One area where a firm hand can be kept on whether a project is still viable or not is through the use of a methodology termed Earned Value Management (EVM). EVM is big in the US; indeed, federal projects generally have to have an element of EVM capability built in by the contractor to ensure that their bid stands a chance of getting through the early stages of review.

In essence, EVM takes a snapshot view of where a project is against where it was planned to be, but at a far more complex level than standard time-based project tools. Whereas many systems tend to just look at how well task fulfilment is going against plan, EVM looks at more variables, including actual time and budget spent to a specific point of the project and actual future resource availability against the planned values.

The planned values provide a Performance Management Baseline (PMB). When plotting the planned values of time and cost against actual values, 2 gaps can then be identified—the variance between planned and actual cost, and the variance between planned and actual time. With access to the correct tools, these gaps can then be trended.

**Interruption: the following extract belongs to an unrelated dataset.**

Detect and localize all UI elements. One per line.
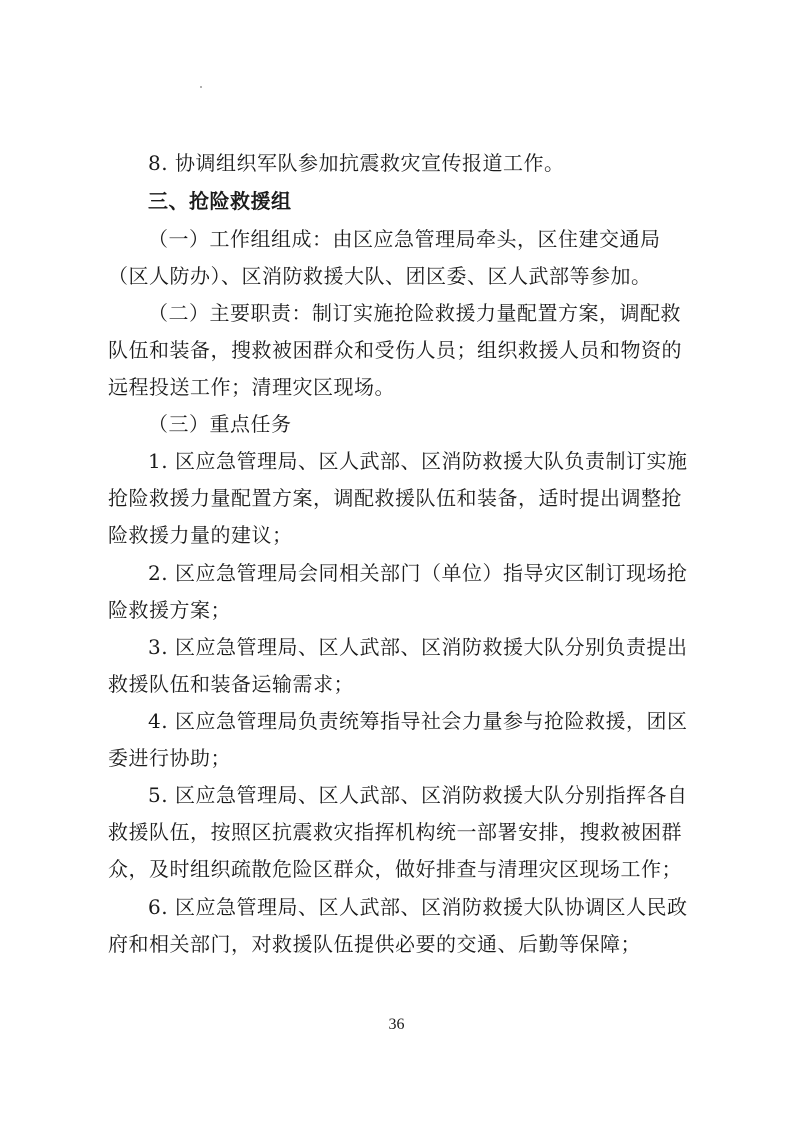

The outcome can then not only help identify at an early stage any issues and allow small changes to be made so that a project can be brought rapidly back on track, but will also give the capability to play the "what ifs" that are necessary to make the decision as to whether a project should be stopped—is it really possible to throw an amount of resource and money at a project to really meet requirements, whether these be based on cost, time or functionality?

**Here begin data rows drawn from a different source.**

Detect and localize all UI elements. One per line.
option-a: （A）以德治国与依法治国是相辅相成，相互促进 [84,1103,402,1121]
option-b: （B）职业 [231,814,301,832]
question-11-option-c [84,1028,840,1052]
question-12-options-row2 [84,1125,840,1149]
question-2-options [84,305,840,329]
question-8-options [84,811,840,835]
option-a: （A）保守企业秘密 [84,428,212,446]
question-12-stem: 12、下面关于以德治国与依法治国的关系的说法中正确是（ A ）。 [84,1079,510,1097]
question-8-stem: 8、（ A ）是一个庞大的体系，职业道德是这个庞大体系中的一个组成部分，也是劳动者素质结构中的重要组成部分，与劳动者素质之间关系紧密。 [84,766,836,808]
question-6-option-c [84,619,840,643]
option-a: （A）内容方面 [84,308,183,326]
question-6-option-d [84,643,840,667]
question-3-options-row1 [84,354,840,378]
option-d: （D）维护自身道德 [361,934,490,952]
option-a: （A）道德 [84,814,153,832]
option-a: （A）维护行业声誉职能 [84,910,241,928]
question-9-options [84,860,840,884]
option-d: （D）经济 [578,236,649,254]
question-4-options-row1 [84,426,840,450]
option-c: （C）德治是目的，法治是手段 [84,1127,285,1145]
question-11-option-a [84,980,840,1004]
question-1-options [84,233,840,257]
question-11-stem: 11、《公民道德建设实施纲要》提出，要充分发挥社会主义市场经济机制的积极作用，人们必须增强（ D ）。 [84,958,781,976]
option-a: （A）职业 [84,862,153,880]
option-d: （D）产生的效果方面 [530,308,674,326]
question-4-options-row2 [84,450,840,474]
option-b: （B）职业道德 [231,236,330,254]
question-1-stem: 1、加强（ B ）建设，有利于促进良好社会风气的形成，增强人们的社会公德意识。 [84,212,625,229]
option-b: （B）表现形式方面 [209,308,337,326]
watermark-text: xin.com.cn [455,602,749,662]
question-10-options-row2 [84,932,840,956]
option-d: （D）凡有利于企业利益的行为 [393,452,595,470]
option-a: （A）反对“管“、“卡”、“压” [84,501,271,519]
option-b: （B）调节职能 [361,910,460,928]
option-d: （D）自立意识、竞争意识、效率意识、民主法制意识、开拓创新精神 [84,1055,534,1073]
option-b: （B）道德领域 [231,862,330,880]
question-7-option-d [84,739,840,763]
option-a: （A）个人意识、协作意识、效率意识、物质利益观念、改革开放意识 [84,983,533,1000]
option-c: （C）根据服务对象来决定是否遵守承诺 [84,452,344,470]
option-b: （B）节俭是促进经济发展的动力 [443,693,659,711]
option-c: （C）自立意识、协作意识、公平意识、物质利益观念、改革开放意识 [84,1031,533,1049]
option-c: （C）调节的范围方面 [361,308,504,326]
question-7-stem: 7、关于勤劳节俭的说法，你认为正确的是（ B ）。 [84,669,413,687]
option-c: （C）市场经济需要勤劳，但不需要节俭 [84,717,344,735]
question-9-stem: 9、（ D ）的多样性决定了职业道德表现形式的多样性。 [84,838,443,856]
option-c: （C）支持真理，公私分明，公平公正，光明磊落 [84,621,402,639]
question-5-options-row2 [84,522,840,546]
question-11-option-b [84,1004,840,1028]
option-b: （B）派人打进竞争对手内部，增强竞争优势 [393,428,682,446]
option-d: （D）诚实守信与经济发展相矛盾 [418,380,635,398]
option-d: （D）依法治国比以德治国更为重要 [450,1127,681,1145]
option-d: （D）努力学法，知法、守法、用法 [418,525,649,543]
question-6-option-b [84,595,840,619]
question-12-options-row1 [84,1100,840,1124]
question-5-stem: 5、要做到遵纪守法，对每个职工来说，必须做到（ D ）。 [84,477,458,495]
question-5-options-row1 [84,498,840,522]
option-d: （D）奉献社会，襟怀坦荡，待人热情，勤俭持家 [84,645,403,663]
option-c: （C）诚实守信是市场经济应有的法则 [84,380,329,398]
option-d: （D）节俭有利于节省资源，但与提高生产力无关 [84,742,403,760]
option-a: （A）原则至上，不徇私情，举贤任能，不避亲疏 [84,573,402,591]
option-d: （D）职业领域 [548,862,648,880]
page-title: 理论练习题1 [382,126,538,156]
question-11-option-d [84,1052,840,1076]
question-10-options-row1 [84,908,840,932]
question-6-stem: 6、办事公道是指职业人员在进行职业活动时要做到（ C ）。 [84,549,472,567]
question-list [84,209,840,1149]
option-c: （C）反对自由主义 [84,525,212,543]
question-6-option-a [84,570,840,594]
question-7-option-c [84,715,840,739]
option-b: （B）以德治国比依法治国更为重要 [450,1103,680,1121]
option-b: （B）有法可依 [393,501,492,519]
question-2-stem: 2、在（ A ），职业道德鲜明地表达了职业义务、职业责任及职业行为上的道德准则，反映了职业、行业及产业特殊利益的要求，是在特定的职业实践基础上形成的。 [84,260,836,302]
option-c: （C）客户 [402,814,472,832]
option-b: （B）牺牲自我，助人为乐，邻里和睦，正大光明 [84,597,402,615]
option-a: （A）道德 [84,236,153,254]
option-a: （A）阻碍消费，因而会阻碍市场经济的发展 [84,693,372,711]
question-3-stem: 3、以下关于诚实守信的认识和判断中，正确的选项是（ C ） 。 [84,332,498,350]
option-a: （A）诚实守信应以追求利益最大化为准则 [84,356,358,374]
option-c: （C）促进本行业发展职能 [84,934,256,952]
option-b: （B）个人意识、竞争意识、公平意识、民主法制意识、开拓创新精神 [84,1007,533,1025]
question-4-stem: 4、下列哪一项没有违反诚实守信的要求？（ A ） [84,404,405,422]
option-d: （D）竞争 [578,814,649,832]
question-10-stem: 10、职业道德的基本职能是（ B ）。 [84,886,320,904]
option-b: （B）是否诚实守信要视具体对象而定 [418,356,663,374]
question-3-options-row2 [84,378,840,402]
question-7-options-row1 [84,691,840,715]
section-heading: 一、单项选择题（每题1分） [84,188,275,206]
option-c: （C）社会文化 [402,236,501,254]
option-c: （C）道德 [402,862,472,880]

For organisations that are consistently run on a project basis, such as professional services, civil engineering, construction and so on, whether projects are successful or not defines the overall success of the company. These types of organisation need solid foundations to plan, track and manage projects.

One vendor that provides a set of systems for providing such a service is Deltek. Its enterprise management software portfolio includes various EVM tools aimed at ensuring that project managers can keep full control of projects to a highly granular level, along with solutions that extend up and down the value chain to suppliers and customers to ensure full resource management.

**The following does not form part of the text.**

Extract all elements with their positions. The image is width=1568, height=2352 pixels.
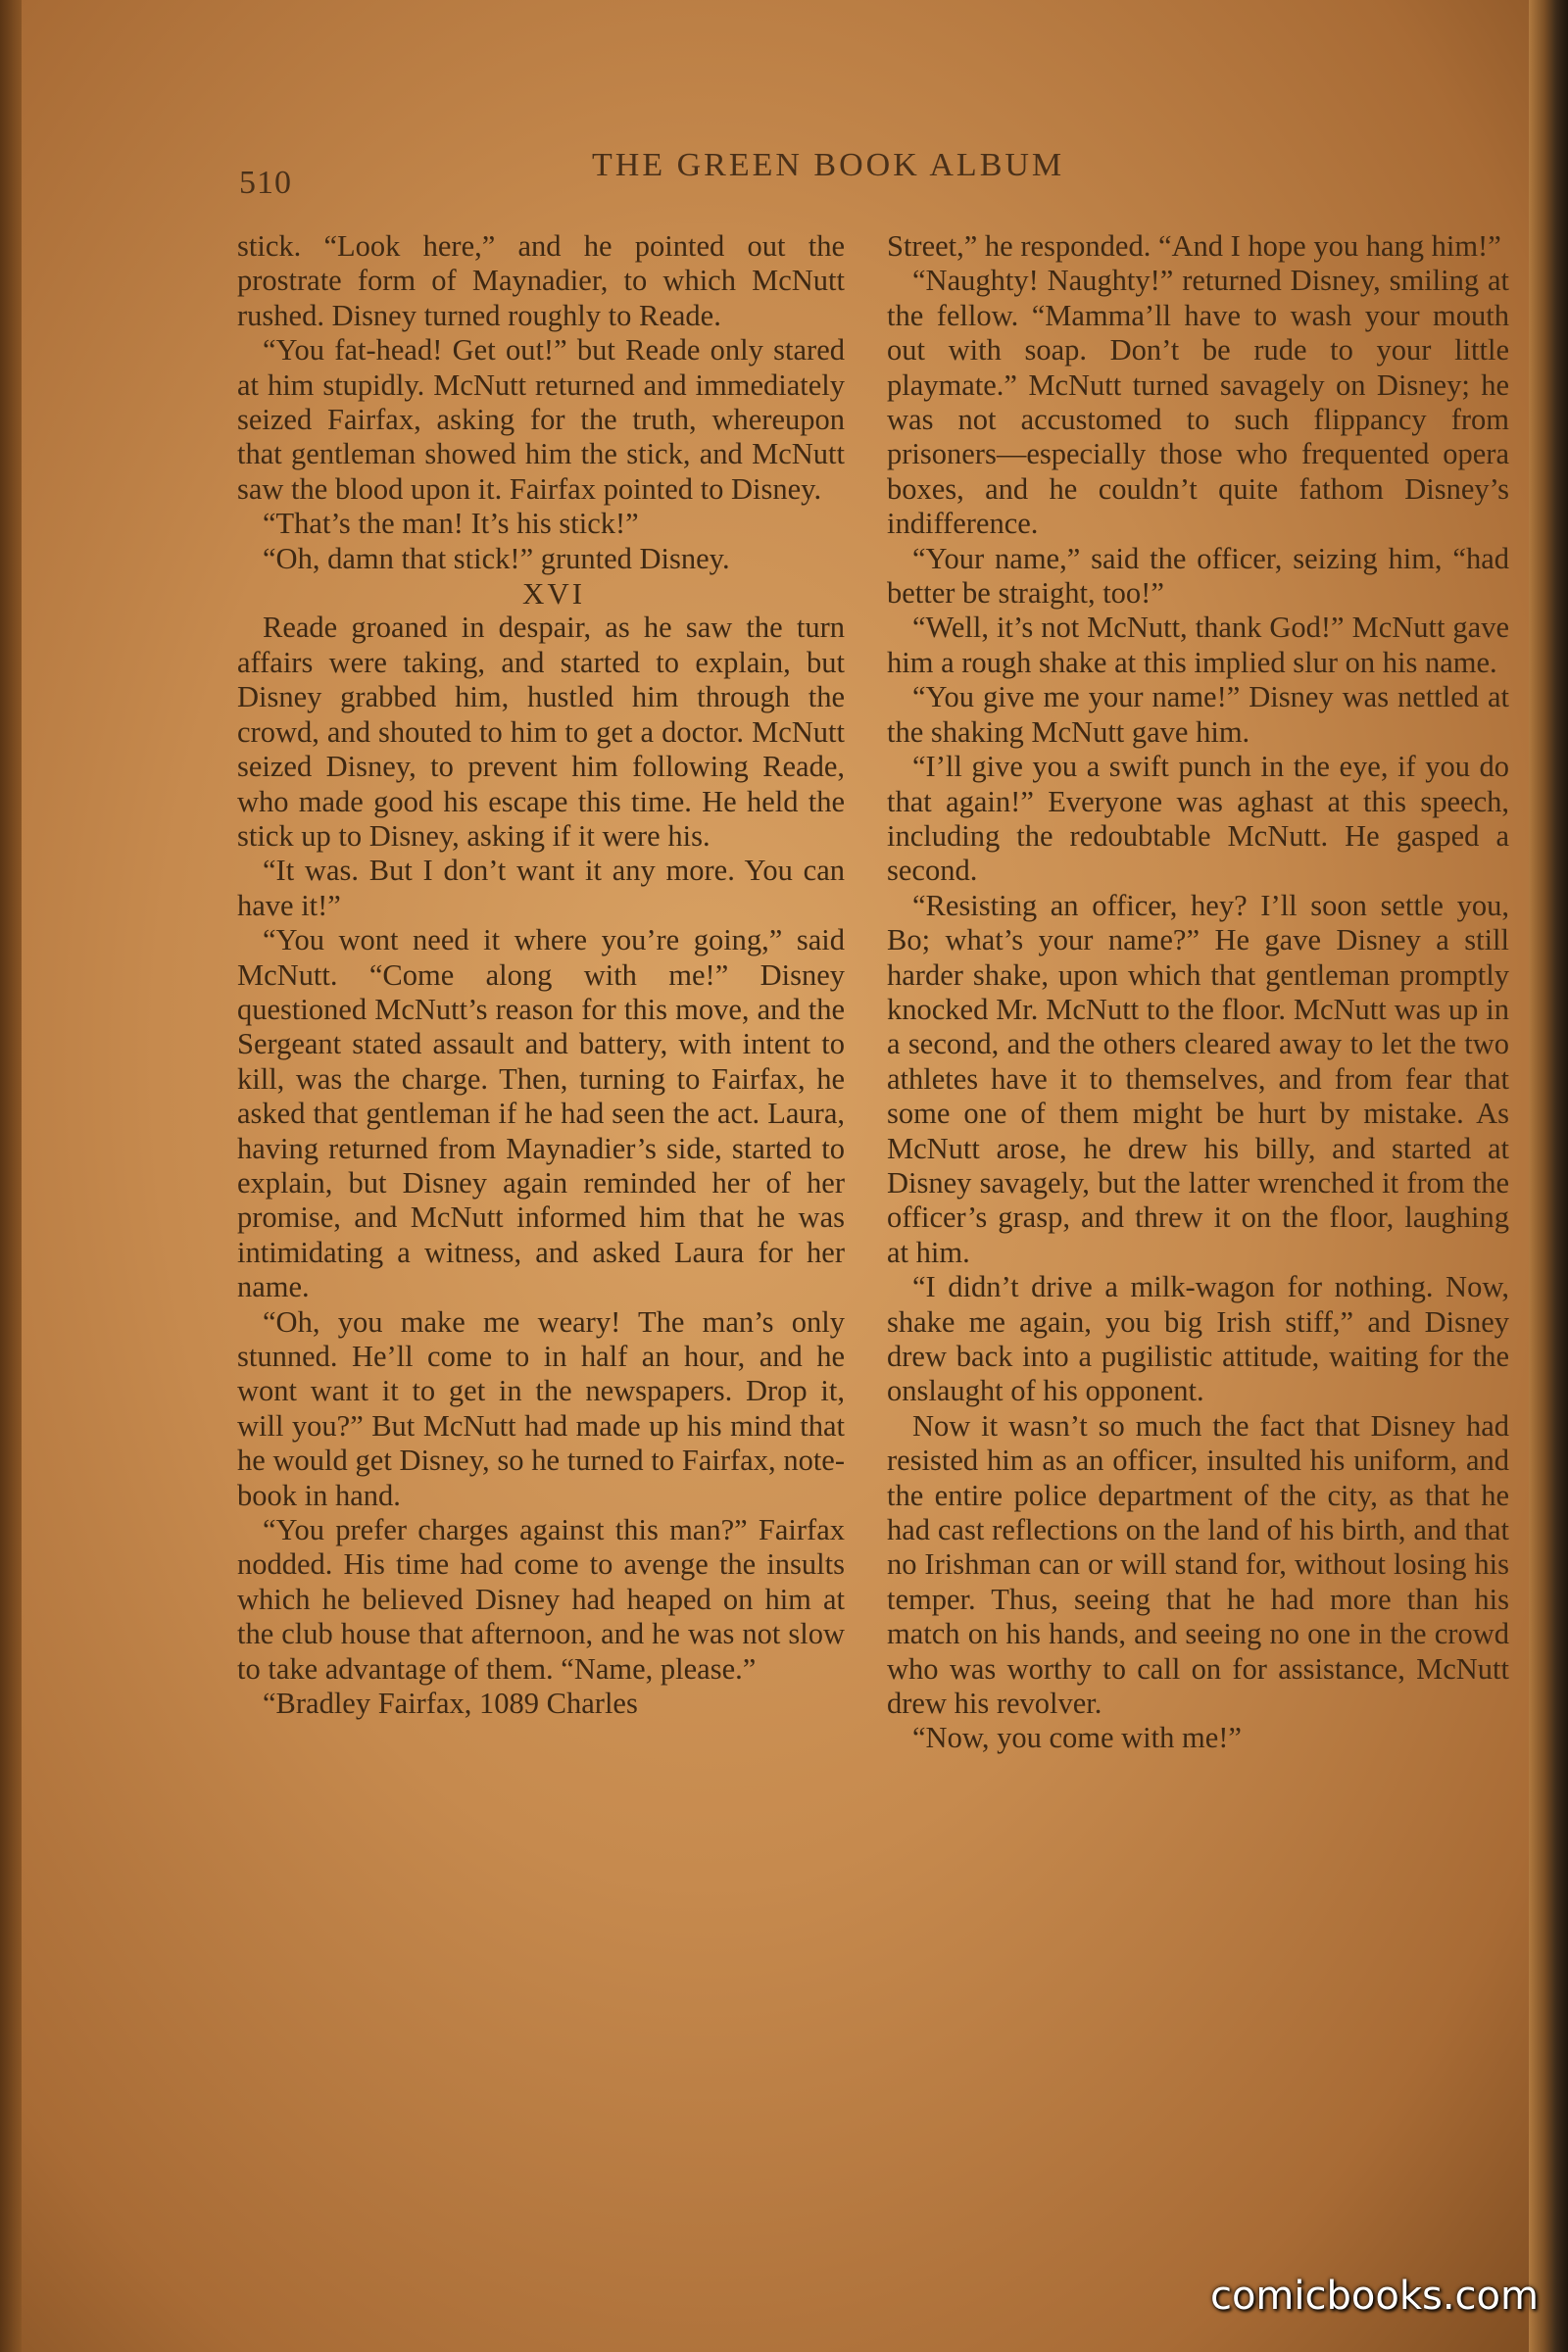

Other vendors, such as Primavera and Artemis, also provide EVM solutions to be used within their project management portfolios, but we often see co-opetition within the market, with Primevara or Artemis being utilised as the underlying project management system, but with Deltek providing other specialised areas such as EVM.

For those who are project managers, the use of EVM can be a critical indicator towards the success or failure of the project. With basic approaches running such high risks of highly expensive and visible project failure, EVM-based project management can provide the granularity for project managers to make the small alterations to direction that can keep a project on track, rather than the knee jerk reactions that can completely unsettle a project.

Reader Comments

Sorry, we are no longer accepting comments on this item. We suggest trying to contact the author directly.

6th October 2007: 'ctcarroll' said:

EVM, like all other tools has great potential for usefulness and is an absolute prisoner to fad and whim. I've been engaged in IT projects since 1980 in both government and industry (Fortune 500 to mom-and-pop) and find many people do not want to be bothered. My favorite was my own mentor who agreed with a point I was making but said we weren't going to do it on this project because it was high-visibility and critical. Ah ... we only follow structure and transparency when the "heavies" don't care.

The latest American document, ANSI/EIA 748-A has 32 "intent guidelines" which range from "Duh, no kidding" to highly-intelligent, rational prescriptions which will only be allowed when they don't gore anyone's ox. Don't mean to sound pessimistic; I'll still push for using them. BUT what we really need is accountability of sponsors and champions who NEVER put their name to approval of a business case or phase/stage exit review.